Fundamental Errors in Published Works
   Authors should immediately notify the journals editors in case he/she discovers any significant error or inaccuracy in his/her own published work. In such cases, authors must cooperate with the journal to either retract the paper or to publish an appropriate erratum. 

Artificial Intelligence (AI)
   JCHR supports the use of Artificial Intelligence (AI) in research articles. However, authors must disclose the use of AI transparently and accurately in their articles. This disclosure should be made in the Acknowledgments section of the article and should include the name of the AI tool or software used, the specific purpose for which it was used, and any limitations or drawbacks associated with its use. By disclosing the use of AI in their articles, the authors help to ensure that readers are aware of the potential impact of AI on the research's results and conclusions. Some examples of how AI can be used in journal articles include data analysis, machine learning, and computational simulations.

   Our appeals policy allows authors to contest editorial decisions.
If the author(s) of a manuscript believe there has been a substantial error or misunderstanding by the editor or reviewers, a decision affected by a clear conflict of interest, or evidence of bias or inadequate consideration, they may submit an appeal by following these steps:
  1. Submit a formal appeal via email within 30 days of the decision date.
  2. Provide a detailed appeal letter, clearly stating the grounds for the appeal, including specific responses to any points raised in the decision letter.
  3. Include any relevant supporting documentation or data that can substantiate the claim.

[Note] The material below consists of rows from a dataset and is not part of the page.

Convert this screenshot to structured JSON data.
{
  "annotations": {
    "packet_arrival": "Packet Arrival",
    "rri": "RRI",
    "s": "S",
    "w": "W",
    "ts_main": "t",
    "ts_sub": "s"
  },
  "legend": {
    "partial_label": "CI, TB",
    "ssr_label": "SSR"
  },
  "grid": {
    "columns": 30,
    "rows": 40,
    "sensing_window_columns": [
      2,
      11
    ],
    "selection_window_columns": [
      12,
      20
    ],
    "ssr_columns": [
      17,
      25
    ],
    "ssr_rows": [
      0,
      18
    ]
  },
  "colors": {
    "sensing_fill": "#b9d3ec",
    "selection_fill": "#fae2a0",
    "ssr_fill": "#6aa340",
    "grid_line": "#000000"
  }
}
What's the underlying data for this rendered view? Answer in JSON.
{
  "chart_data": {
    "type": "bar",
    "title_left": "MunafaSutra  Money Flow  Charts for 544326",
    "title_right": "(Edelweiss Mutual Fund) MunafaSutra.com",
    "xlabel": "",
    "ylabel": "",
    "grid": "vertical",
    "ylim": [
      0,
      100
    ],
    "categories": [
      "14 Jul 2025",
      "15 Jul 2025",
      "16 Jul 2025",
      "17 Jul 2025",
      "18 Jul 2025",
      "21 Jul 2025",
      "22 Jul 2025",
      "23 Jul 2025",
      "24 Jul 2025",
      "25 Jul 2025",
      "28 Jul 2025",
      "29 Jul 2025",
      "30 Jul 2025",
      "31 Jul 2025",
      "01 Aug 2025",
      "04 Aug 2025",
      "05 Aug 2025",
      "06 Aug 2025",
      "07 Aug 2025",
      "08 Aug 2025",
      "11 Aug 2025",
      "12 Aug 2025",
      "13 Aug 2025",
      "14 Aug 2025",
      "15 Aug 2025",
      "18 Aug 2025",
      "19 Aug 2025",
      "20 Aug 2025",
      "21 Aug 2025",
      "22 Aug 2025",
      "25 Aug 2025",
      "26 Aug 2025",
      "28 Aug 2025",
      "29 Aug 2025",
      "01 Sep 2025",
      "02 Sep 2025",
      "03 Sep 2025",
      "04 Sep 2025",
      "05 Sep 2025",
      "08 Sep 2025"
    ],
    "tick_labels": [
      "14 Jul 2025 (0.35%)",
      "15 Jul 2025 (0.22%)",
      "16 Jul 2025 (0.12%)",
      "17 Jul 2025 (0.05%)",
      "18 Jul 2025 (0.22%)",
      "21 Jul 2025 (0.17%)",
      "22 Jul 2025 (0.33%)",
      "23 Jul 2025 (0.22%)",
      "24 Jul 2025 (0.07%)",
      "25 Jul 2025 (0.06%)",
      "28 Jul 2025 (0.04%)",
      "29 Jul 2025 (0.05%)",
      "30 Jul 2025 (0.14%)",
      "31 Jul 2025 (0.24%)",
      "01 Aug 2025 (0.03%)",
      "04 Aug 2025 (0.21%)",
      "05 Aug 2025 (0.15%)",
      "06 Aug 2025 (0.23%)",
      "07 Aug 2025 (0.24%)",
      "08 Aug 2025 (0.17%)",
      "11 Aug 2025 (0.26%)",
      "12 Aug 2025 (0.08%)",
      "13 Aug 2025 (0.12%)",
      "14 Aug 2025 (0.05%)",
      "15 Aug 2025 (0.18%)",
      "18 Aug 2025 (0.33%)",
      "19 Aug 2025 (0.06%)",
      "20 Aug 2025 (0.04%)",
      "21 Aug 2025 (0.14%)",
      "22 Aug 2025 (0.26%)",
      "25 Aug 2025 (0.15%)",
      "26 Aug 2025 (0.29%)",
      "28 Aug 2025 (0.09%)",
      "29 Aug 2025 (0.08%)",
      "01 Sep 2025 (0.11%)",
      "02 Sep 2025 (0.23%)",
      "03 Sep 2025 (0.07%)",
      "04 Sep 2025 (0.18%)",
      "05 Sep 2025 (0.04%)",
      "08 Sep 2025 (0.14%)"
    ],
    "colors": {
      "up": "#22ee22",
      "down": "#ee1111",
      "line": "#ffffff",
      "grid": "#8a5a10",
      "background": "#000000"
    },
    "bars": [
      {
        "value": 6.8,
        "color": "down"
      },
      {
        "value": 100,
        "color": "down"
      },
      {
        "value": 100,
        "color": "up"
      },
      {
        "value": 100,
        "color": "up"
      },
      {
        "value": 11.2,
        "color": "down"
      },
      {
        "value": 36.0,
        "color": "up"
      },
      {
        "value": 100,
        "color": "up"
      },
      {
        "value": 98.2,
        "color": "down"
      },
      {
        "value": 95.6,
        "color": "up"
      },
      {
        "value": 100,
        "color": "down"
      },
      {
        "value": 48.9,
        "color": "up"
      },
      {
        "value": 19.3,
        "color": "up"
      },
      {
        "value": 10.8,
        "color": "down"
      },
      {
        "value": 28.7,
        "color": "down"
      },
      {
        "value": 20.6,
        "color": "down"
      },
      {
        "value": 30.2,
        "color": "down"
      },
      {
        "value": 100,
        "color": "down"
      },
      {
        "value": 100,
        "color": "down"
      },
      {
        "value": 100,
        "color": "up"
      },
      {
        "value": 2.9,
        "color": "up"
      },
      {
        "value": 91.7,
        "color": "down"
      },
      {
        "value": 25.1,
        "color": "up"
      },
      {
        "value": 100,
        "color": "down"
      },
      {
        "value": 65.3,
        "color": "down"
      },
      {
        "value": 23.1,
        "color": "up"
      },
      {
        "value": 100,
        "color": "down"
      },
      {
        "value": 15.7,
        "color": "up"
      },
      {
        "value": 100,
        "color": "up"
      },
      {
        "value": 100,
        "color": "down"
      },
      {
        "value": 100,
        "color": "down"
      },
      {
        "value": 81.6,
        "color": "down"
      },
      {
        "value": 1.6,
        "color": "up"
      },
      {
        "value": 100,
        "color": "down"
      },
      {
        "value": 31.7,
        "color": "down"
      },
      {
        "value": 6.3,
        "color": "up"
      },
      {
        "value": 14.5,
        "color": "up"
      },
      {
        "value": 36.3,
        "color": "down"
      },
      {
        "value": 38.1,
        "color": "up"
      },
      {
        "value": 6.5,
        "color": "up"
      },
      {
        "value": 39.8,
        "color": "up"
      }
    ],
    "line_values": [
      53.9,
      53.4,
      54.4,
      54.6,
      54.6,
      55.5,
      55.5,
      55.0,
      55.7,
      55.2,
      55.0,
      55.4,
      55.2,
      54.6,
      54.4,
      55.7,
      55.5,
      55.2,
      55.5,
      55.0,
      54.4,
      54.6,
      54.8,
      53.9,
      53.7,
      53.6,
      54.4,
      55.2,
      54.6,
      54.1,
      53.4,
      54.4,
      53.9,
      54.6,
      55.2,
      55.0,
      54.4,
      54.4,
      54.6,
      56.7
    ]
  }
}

After receiving an appeal:
- The editorial team will acknowledge receipt of the appeal within one week.
- A decision on the appeal will be communicated to the author(s), typically within six weeks of the appeal submission.
- If the appeal is upheld, we may overturn the original decision or request a revised submission.
- If the appeal is rejected, the original decision stands, and further appeals on the same grounds will not be considered.
   Please note that decisions to appeal must not be taken lightly, and the burden of proof rests with the author(s). We reserve the right to reject appeals that do not meet the grounds specified above.
   For appeal submissions or inquiries, please contact the editorial office at or

   Our journal follows the policy on preprints, which is similar to that of most other journals.
   Authors are required to disclose all details regarding their preprint postings, including the DOI and licensing terms. This must be done either upon submission of the manuscript or at any other point during the consideration process at JCHR. Once the preprint is published, it becomes the author's responsibility to make sure that the preprint record is updated with a publication reference, which should include the DOI and a URL link to the published version of the article on the journal's website.

Open Access Policy
  • JCHR does not charge readers and their institution for access to its papers. Full text download of all new and archived papers are free of charge (APC). Registration on JCHR website is free of charge for authors and reviewers.
  • JCHR allows readers to read, download, copy, distribute, print, search, or link to the full texts of its articles and allow readers to use them for any other lawful purpose.
  • JCHR lets author(s) to distribute, remix, and build upon their study, even commercially, as long as they credit us for the original creation.
  • JCHR has a registered deposit policy.
  • JCHR allows the author(s) to hold the copyright without restrictions.
  • JCHR allows the author(s) to retain publishing rights without restrictions.